Manusia di bumi akan menikmati Gerhana Matahari Cincin atau Total tergantung pada jarak antara bumi, bulan, dan matahari.
Gerhana Matahari Cincin terjadi ketika bulan berada pada titik yang lebih jauh dari bumi, sehingga meskipun ia berada segaris dengan matahari dan bumi, piringannya yang lebih kecil tak bisa menghalangi seluruh cahaya matahari. Sementara Gerhana Matahari Total terjadi saat bulan berjarak cukup dekat dengan bumi. Saat itu, piringan bulan terlihat lebih besar dan mampu menutup seluruh permukaan matahari.
"Sementara peluang gerhana Matahari Cincin akan cukup besar ketika bumi berada pada titik terdekat dengan bintang induknya itu. Fenomena ini biasanya, meski tak selalu, terjadi pada akhir atau awal tahun," katanya.

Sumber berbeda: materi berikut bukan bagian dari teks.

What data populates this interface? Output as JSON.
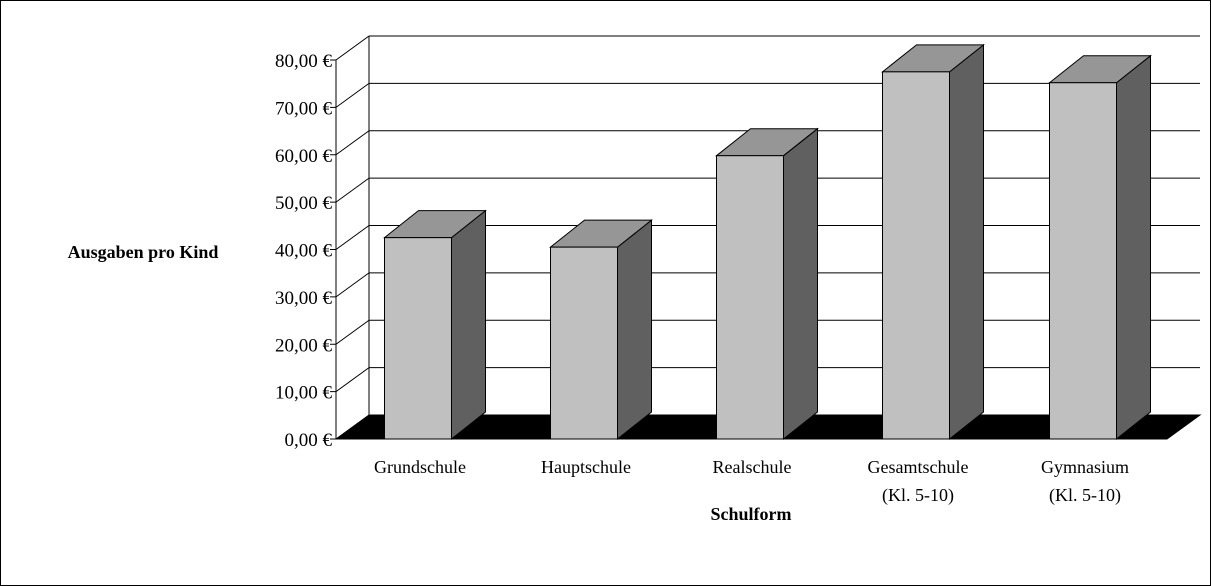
{
  "chart_data": {
    "type": "bar",
    "style": "3d-column",
    "categories": [
      [
        "Grundschule"
      ],
      [
        "Hauptschule"
      ],
      [
        "Realschule"
      ],
      [
        "Gesamtschule",
        "(Kl. 5-10)"
      ],
      [
        "Gymnasium",
        "(Kl. 5-10)"
      ]
    ],
    "values": [
      42.5,
      40.5,
      59.8,
      77.5,
      75.2
    ],
    "ylabel": "Ausgaben pro Kind",
    "xlabel": "Schulform",
    "ylim": [
      0,
      80
    ],
    "yticks": [
      "0,00 €",
      "10,00 €",
      "20,00 €",
      "30,00 €",
      "40,00 €",
      "50,00 €",
      "60,00 €",
      "70,00 €",
      "80,00 €"
    ],
    "grid": true,
    "legend": "none",
    "colors": {
      "front": "#c0c0c0",
      "side": "#606060",
      "top": "#969696",
      "floor": "#000000",
      "grid": "#000000"
    }
  }
}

Gerhana matahari total terakhir kali pernah terjadi sebelumnya di Indonesia, yaitu pada 1983, 1988, 1995 dan 9 Maret 2016 diperkirakan baru akan terjadi lagi pada 2023. Sedangkan Gerhana Matahari Cincin seperti 26 Desember 2019 mendatang, sebelumnya pernah terjadi di Indonesia pada tahun 1998.